Saya membawakan analogi ini pada diri saya sendiri. Memutuskan menjadi Ibu rumah tangga, yang kesehariannya di rumah, terkesan membatasi aktifitas saya diluar pekerjaan mengurus anak dan rumah tangga. Tapi saya punya pilihan. Mau bosan, kesel, sedih terkurung di rumah, merasa insecure dan berbagai perasaan negatif lainnya, atau memilih untuk menikmati "perjalanan" ini. Membersamai tumbuh kembang anak yang menakjubkan setiap harinya, memiliki waktu yang banyak untuk keluarga, memasakkan mereka makanan yang enak dan sehat, menjadi "guru plus assessor" dalam pendidikan anak, punya waktu lebih buat meningkatkan ibadah, juga bisa punya waktu nonton drakor favorit dan marathon Netflix. Bahkan bisa punya waktu juga untuk membaca dan mereview buku ini. Saya punya kendali dan pilihan atas situasi saya, dan tentu saja saya memilih yang kedua. BERBAHAGIA.
Dikotomi atau trikotomi kendali ini, juga bisa dipraktekkan dalam banyak situasi lainnya. Saat kita belajar keras untuk ujian, berlatih sebaik-baiknya untuk pertandingan dan sebagainya. Kita bisa memfokuskan energi dan kebahagian kita pada hal-hal yang ada dibawah kendali kita, dan tidak stress atau pusing dengan hasil yang diluar kendali kita. Saat hasil ternyata nggak sesuai dengan harapan kita, secara mental kita tidak terlalu terpuruk.
Hal ini juga memupuk sikap rendah hati kita. Mengakui bahwa outcome tidak ada di bawah kendali kita sepenuhnya juga penting saat kita menikmati keberhasilan. Saat sedang sukses, kita tidak terlena bahwa semua ini hasil "upaya saya sendiri". Kesuksesan juga dipengaruhi oleh banyak faktor di luar kendali kita, jadi kita nggak sombong. Nggak terpuruk saat gagal dan nggak tepuk dada saat sukses. Gituuuu..!

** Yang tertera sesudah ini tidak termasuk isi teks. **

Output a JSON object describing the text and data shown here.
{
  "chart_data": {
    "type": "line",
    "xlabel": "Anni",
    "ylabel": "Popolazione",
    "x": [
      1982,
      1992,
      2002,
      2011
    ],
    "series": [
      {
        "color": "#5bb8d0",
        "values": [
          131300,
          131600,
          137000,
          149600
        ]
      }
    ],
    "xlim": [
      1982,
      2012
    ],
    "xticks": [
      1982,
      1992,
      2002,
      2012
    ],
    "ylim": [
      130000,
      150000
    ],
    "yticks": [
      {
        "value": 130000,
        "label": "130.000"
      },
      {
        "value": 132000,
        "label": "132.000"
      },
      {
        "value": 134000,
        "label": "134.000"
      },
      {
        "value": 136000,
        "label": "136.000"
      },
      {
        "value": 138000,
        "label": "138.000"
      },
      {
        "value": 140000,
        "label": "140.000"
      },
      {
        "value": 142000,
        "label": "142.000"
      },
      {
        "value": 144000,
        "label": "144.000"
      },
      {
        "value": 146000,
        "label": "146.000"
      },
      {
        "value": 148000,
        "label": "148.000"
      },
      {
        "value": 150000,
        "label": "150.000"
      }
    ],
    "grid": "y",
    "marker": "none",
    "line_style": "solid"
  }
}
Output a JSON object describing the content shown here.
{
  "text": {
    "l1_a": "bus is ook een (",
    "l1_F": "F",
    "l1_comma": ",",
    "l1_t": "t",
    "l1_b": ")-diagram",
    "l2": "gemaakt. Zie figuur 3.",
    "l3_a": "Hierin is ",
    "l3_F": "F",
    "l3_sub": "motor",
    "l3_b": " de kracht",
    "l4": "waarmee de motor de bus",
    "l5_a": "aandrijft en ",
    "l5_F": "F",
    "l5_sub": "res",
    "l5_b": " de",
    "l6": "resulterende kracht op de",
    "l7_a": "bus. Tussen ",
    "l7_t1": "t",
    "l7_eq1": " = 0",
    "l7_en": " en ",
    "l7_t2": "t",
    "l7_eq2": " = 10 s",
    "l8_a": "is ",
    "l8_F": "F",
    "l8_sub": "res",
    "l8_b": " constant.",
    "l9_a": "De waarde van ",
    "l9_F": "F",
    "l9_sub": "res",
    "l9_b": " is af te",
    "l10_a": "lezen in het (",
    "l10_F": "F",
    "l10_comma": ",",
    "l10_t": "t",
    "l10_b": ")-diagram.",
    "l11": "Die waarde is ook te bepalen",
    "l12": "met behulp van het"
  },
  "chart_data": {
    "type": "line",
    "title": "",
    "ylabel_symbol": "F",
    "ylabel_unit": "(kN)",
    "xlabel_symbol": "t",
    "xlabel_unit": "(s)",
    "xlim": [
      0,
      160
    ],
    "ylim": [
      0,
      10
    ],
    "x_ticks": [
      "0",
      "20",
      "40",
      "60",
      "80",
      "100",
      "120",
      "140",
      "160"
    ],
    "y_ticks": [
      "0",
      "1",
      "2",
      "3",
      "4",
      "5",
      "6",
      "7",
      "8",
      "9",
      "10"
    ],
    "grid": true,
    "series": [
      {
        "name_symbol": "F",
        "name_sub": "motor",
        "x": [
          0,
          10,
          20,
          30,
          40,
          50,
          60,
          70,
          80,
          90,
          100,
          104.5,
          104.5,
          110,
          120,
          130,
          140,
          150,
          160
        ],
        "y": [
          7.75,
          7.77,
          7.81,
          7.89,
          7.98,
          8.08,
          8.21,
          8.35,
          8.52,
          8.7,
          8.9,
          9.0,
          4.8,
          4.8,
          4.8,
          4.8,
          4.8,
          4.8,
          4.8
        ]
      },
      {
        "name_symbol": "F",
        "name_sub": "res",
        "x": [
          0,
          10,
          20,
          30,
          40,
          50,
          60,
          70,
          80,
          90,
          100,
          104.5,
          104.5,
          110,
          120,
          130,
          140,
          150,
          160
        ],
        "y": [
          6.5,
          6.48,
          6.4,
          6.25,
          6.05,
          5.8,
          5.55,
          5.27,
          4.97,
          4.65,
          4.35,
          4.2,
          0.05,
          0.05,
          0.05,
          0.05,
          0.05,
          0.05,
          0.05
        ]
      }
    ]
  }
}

Filosofi teras juga mengajarkan kita mengambil jeda untuk berdialog dengan diri sendiri. Ya nggak harus sampai semedi atau meditasi juga. Saat kita mendapati suatu hal yang nggak kita sukai atau yang bikin kita kesal atau marah, pertama sekali kita boleh kok punya emosi itu. Kita boleh kesel, merasa marah, merasa jengkel, boleh. Kita kesel sama komen-komen jahat haters misalnya, nggak apa-apa kita kesel. Itu manusiawi, itu natur kita sebagai manusia.
Tapi yang perlu kita lakukan saat kesel atau sebel itu adalah ngasih waktu ke diri kita untuk berpikir. Berdialog dengan diri kita sendiri. Hal ini bikin kita nggak reaktif, nggak jadi orang emosian. Filosofi teras akan ngomong sama kita "kalem, tenang", kita nggak bisa ngendaliin mulut atau jempol orang lain. Tapi kita bisa ngendaliin reaksi, respon kita. Mau terus bales-balesan kata-kata menyakitkan, marah-marah tanpa ujung, atau kalem, senyumin aja.
Mental health banget kaaan..!
Itu baru sebagian "cuplikan" dari buku setebal 298 halaman ini. Masih ada pembahasan tentang mengendalikan interpretasi dan persepsi, memperkuat mental, hidup diantara orang yang menyebalkan, menghadapi kesusahan dan musibah, menjadi orang tua, citizen of the world, tentang kematian, dan mempraktikkan filosofi teras.
Pokoknya, buku ini must have item dan layak sekali untuk teman-teman baca. Karena emang sebagus itu untuk kesehatan mental kita. Meski berasal dari 2300 tahun yang lalu, filosofi teras ini timeless banget. Melintasi zaman dan sekat-sekat negara.